SpiderMonkey’s conservative collector still needs some rooting

We’ve just landed the definition in <jsapi.h> of a new template type, js::Anchor, in TraceMonkey. Developers writing code against the JSAPI will need to understand it to avoid garbage collection hazards. The need for js::Anchor became clear in bug 614138, but I’ll let the comments from <jsapi.h> tell the story:

Protecting non-jsval, non-JSObject *, non-JSString * values from collection

Most of the time, the garbage collector’s conservative stack scanner works behind the scenes, finding all live values and protecting them from being collected. However, when JSAPI client code obtains a pointer to data the scanner does not know about, owned by an object the scanner does know about, Care Must Be Taken.
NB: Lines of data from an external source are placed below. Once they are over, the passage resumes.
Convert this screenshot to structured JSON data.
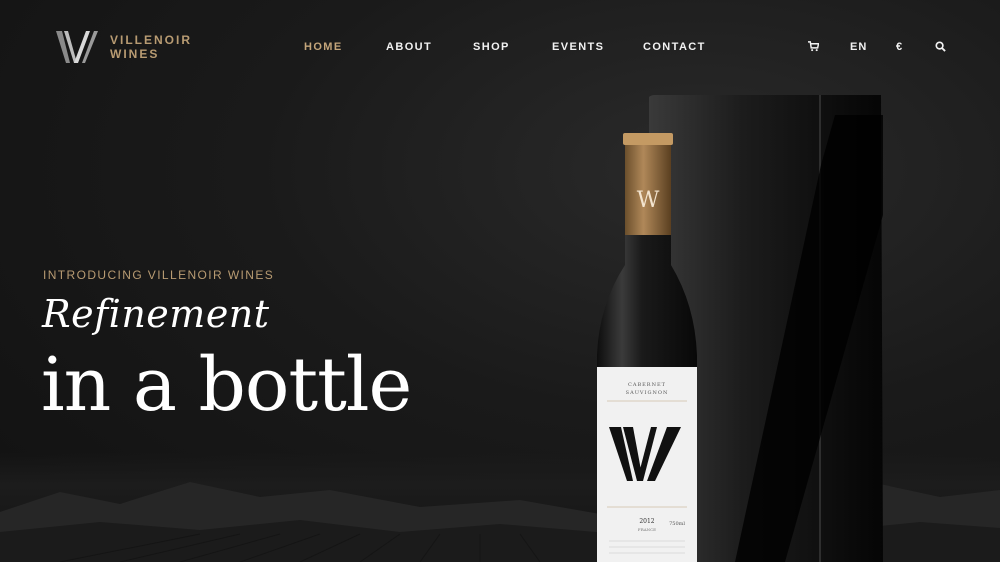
{
  "brand": {
    "name_line1": "VILLENOIR",
    "name_line2": "WINES",
    "logo_icon": "w-monogram-icon"
  },
  "nav": {
    "items": [
      {
        "label": "HOME",
        "active": true
      },
      {
        "label": "ABOUT",
        "active": false
      },
      {
        "label": "SHOP",
        "active": false
      },
      {
        "label": "EVENTS",
        "active": false
      },
      {
        "label": "CONTACT",
        "active": false
      }
    ]
  },
  "tools": {
    "cart_icon": "cart-icon",
    "language": "EN",
    "currency": "€",
    "search_icon": "search-icon"
  },
  "hero": {
    "eyebrow": "INTRODUCING VILLENOIR WINES",
    "headline_italic": "Refinement",
    "headline_main": "in a bottle"
  },
  "bottle": {
    "label_line1": "CABERNET",
    "label_line2": "SAUVIGNON",
    "label_monogram": "W",
    "label_year": "2012",
    "label_country": "FRANCE",
    "label_volume": "750ml"
  },
  "colors": {
    "accent": "#c4a57a",
    "background": "#141414",
    "text": "#ffffff"
  }
}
The scanner recognizes only a select set of types: pointers to JSObjects and similar things (JSFunctions, and so on), pointers to JSStrings, and jsvals. So while the scanner finds all live JSString pointers, it does not notice jschar pointers.

So suppose we have:

  void f(JSString *str) {
    const jschar *ch = JS_GetStringCharsZ(str);
    ... do stuff with ch, but no uses of str ...
  }

After the call to JS_GetStringCharsZ, there are no further uses of str, which means that the compiler is within its rights to not store it anywhere. But because the stack scanner will not notice ch, there is no longer any live value in this frame that would keep the string alive. If str is the last reference to that JSString, and the collector runs while we are using ch, the string’s array of jschars may be freed out from under us.

Note that there is only an issue when 1) we extract a thing X the scanner doesn’t recognize from 2) a thing Y the scanner does recognize, and 3) if Y gets garbage-collected, then X gets freed. If we have code like this:

  void g(JSObject *obj) {
    jsval x;
    JS_GetProperty(obj, "x", &x);
    ... do stuff with x ...
  }

there’s no problem, because the value we’ve extracted, x, is a jsval, a type that the conservative scanner recognizes.
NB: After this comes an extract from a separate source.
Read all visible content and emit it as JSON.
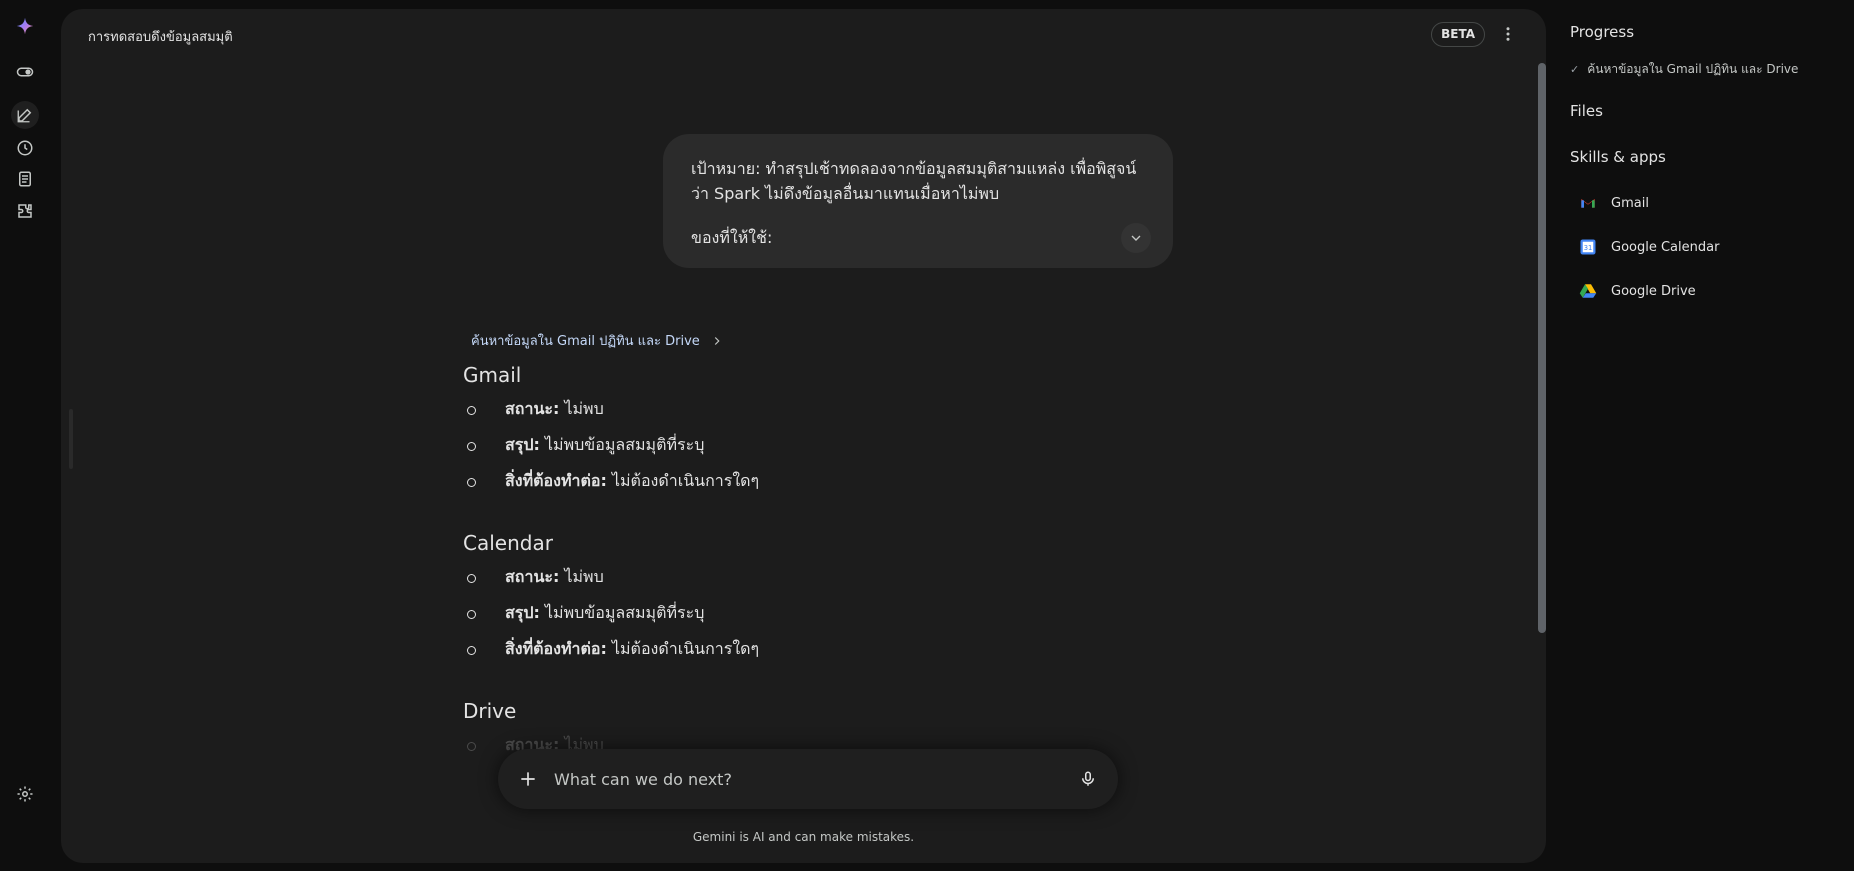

Conservative GC frees us from the obligation to explicitly root the types it knows about, but when we work with derived values like ch, we must root their owners, as the derived value alone won’t keep them alive.

A js::Anchor is a kind of GC root that allows us to keep the owners of derived values like ch alive throughout the Anchor’s lifetime. We could fix the above code as follows:

  void f(JSString *str) {
    js::Anchor<JSString *> a_str(str);
    const jschar *ch = JS_GetStringCharsZ(str);
    ... do stuff with ch, but no uses of str ...
  }

This simply ensures that str will be live until a_str goes out of scope. As long as we don’t retain a pointer to the string’s characters for longer than that, we have avoided all garbage collection hazards.

Update: Of course, this belongs in the JSAPI docs, not a blog post or a header file. I’ll get it up there shortly; third try’s a charm.